Dans la première, on imagine que le chien a eu le droit d’être paré d’un splendide collier (hum hum) suite à un comportement qui visiblement ne plaît pas beaucoup à son humain. Première fois qu’on l’active : un BIP puis une vibration/pschit. Le chien est surpris (si seulement il ne pouvait être que “surpris”). Deuxième, troisième fois, le chien commence à comprendre le lien entre son comportement et l’arrivée du BIP puis de la vibration/pschit. Magie, ça fonctionne, mon chien arrête de produire le comportement dès le BIP ! Et bientôt, magie, il arrêtera de le produire dès qu’il verra que son humain sort le collier ! Vous faites le lien ? “Arrivée du collier” ou “BIP” = “j’arrête de faire ça sinon c’est chaud pour moi”. Et peut-être aussi : “collier pas là” = “peut-être qu’il y aurait moyen que je puisse quand même faire ça ?”.
Dans le deuxième exemple : “il sait qu’il n’a pas le droit donc il ne le fait pas quand je suis là”, on remarque clairement la corrélation entre la présence de l’humain et l’expression (ou non) du comportement du chien.
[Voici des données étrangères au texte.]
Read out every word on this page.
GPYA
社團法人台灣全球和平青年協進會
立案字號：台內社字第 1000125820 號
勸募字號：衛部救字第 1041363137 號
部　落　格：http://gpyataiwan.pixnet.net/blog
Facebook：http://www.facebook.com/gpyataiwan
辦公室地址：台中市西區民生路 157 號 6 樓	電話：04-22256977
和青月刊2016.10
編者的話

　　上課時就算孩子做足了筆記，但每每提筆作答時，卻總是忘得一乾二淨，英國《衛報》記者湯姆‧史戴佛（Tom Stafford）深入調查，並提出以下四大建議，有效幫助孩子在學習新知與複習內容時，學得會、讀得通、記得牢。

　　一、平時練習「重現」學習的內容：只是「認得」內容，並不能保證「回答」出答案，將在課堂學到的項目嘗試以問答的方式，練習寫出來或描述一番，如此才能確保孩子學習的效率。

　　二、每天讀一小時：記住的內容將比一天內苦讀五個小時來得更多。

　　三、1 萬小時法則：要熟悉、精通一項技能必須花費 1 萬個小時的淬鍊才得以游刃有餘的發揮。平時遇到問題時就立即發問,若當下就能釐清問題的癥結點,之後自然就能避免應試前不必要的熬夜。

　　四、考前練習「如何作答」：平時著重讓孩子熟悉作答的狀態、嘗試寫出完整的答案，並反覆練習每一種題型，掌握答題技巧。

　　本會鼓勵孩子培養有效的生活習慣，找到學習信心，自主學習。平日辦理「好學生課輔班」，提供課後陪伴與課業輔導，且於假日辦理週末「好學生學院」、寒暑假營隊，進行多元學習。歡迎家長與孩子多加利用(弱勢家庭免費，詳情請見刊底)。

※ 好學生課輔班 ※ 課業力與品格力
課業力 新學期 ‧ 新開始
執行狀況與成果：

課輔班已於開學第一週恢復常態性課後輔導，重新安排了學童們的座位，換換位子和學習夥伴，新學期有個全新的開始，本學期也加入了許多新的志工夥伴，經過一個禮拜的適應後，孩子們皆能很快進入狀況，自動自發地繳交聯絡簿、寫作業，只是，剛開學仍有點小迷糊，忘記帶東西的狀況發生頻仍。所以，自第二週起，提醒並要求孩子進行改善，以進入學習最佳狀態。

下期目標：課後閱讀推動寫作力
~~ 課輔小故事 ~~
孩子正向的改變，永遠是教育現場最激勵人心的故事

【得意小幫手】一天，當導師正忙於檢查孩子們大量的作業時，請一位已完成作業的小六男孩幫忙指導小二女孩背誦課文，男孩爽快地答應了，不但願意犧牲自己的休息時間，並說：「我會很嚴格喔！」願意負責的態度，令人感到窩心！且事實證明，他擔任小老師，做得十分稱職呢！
Vous faites le lien entre le collier de l’exemple précédent et l’humain de cet exemple ? Je vous laisse y réfléchir.
Point 4. Les knackis, c’est trop cool, mais ça les rend pas tous maboules.
Aïe, et donc si Médor n’aime pas les knackis, à la poubelle l’éducation positive ? Mais noooon, ne soyons pas si pessimistes.
Quand on utilise les knackis dans les apprentissages, c’est tout simplement pour renforcer un comportement que l’on souhaite voir réapparaître chez notre chien. C’est-à-dire qu’on va vouloir qu’il associe que le comportement qu’il a produit a engendré une conséquence super méga cool pour lui. Ça s’appelle le renforcement positif. Il a donc tout intérêt à le reproduire encore plus, encore plus vite, encore plus longtemps... Sauf si… Sauf si la conséquence que nous, humains, trouvons trop géniale ne l’est pas vraiment pour Médor qui, lui, déteste les knackis. Dans ce cas, on aura puni ce pauvre chien à coup de vilaines knackis et retour à la case départ pour notre apprentissage.
Ce n’est qu’une image. On peut remplacer le mot “knacki” par pleins d’autres types de friandises, des jouets, l’attention de l’humain, l’accès à des odeurs, l’accès à des congénères, l’expression de comportements super appréciés etc etc etc. Mais seul le chien pourra choisir parmi cette liste ce qui vaudra en tant que renforçateur ou en tant que punisseur de ses comportements. À noter que certaines conséquences que nous, humains, pensons punitives pour le chien, sont en réalité renforçatrices pour lui. Mais bon, ça j’en parlerai dans un prochain article dont le sujet portera probablement sur le fonctionnement des apprentissages chez tous les animaux en général. Si vous êtes sages.